- Also known as: What on Earth?
- Written by: Mark Cohen Adam Bostock-Smith Chris Heath
- Directed by: Derek Wheeler
- Presented by: Marcus Brigstocke
- Starring: Lee Hurst Dominic Holland
- Country of origin: United Kingdom
- No. of series: 1
- No. of episodes: 10

Production
- Producer: Neil Gallery
- Running time: 30 minutes
- Production company: Shine TV

Original release
- Network: 5
- Release: 5 September 2008 – 11 December 2009

= The What in the World? Quiz =

The What in the World? Quiz is a British comedy panel game first broadcast on 5 September 2008 on Five. The show is hosted by Marcus Brigstocke and guest stars Lee Hurst and Dominic Holland as the team captains. The show asks questions themed on science and technology. The guests on the show are scientists and academic experts. After the first three episodes, the rest of the series was indefinitely postponed.

==Rounds==
The What in the World? Quiz is split into four different rounds.

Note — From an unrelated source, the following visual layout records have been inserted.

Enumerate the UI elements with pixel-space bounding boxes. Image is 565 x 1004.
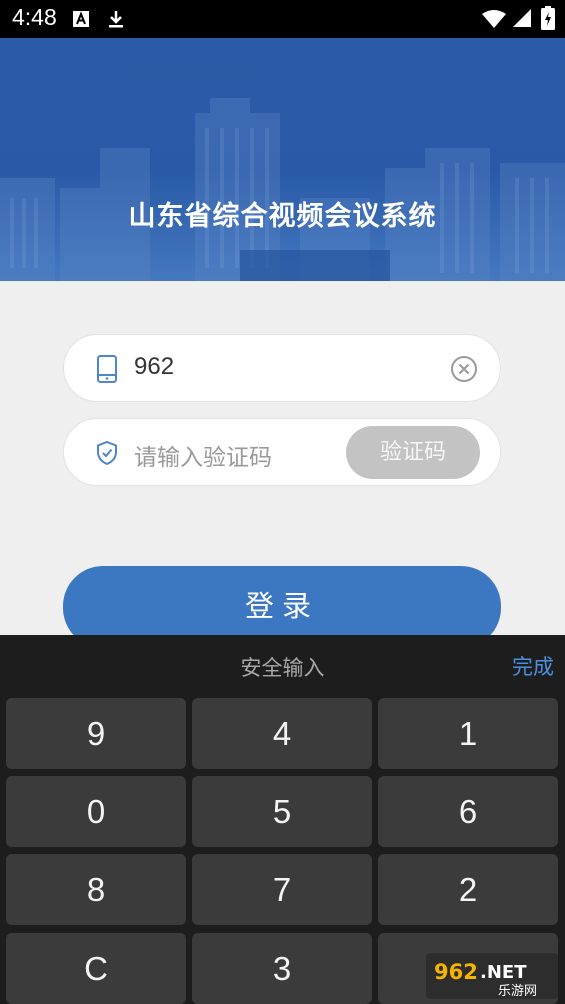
key-1[interactable]: 1 — [378, 698, 558, 769]
svg-text:乐游网: 乐游网 — [498, 984, 537, 999]
key-5[interactable]: 5 — [192, 776, 372, 847]
key-8[interactable]: 8 — [6, 854, 186, 925]
header-banner: 山东省综合视频会议系统 — [0, 38, 565, 281]
wifi-icon — [482, 10, 506, 28]
verification-code-input[interactable]: 请输入验证码 — [134, 438, 272, 472]
status-time: 4:48 — [12, 4, 57, 30]
key-7[interactable]: 7 — [192, 854, 372, 925]
secure-keyboard: 安全输入 完成 9 4 1 0 5 6 8 7 2 C 3 — [0, 635, 565, 1004]
key-clear[interactable]: C — [6, 933, 186, 1004]
clear-icon[interactable] — [450, 355, 478, 383]
key-9[interactable]: 9 — [6, 698, 186, 769]
status-bar: 4:48 — [0, 0, 565, 38]
phone-field[interactable]: 962 — [63, 334, 501, 402]
keyboard-title: 安全输入 — [240, 656, 325, 680]
text-a-icon — [73, 11, 89, 27]
svg-text:962: 962 — [434, 960, 478, 984]
key-4[interactable]: 4 — [192, 698, 372, 769]
key-2[interactable]: 2 — [378, 854, 558, 925]
phone-input[interactable]: 962 — [134, 353, 174, 381]
phone-icon — [97, 355, 117, 383]
key-3[interactable]: 3 — [192, 933, 372, 1004]
key-0[interactable]: 0 — [6, 776, 186, 847]
verification-code-field[interactable]: 请输入验证码 验证码 — [63, 418, 501, 486]
shield-icon — [97, 440, 117, 466]
key-6[interactable]: 6 — [378, 776, 558, 847]
get-code-button[interactable]: 验证码 — [346, 426, 480, 479]
site-watermark-logo: 962 .NET 乐游网 — [426, 953, 558, 999]
download-icon — [109, 11, 123, 28]
app-title: 山东省综合视频会议系统 — [128, 201, 437, 232]
done-button[interactable]: 完成 — [512, 651, 554, 681]
city-skyline-illustration — [0, 98, 565, 281]
battery-icon — [541, 6, 555, 30]
svg-text:.NET: .NET — [480, 962, 527, 983]
signal-icon — [513, 9, 531, 27]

1) World of Extremes: The panel are given three different things and have to guess which is the most extreme. For example, which of the three things is the fastest, the slowest or the most deadly. An award of 2 points is given for a right answer. If one side is wrong, the question goes to the other side for 1 point.

2) Time Bomb: The panel are presented with three different situations (The "Time Bombs"), each of which takes a different length of time. One side chooses which situation they think is the quickest. The other side then are asked rapid-fire questions (2 points each) for the length of the time of the situation chosen. For example, if the event takes 42 seconds to complete, they have 42 seconds to answer as many questions as possible.

3) Experimental: In this round, a team of scientists from Cambridge University called "The Naked Scientists" perform a scientific experiment. The panel then draw what they think will happen during the experiment. The panel are given up to 5 points depending on how accurate their drawing is, as judged by Brigstocke.

4) Factoid Frenzy: The panel are shown a video montage which contains a range of different facts. The panel have to try and remember as many facts as they can possibly can. After the video, the panel are all asked questions, the answers to which were all in the video. Right answers are awarded 3 points, while wrong answers result in a deduction of 3 points.

==Reception==
The programme has received a mixed reception. The Daily Mirror wrote that, "While many of us moan about TV dumbing down, attempts like this to dumb-up, as it were, leave you confused about whether to start laughing or cramming."

However, the website UKGameShows.com were more critical, in particular of the "Factoid Frenzy" round. They said: "After being a quite tedious film of facts to remember, which takes the people off the screen and therefore is not the least bit entertaining, the teams buzz in to answer fairly straightforward questions on what they've just seen. It's not that clever and not that funny."

They also attacked the way the show was made saying, "its so dark that it looks like it's being lit by a bumper pack of IKEA tea lights. Most annoyingly, the added-after-the-event scoring box shown during the final round is in tiny writing, and, in a spectacularly bad bit of planning, clashes with the Five channel bug. Well done, lads!"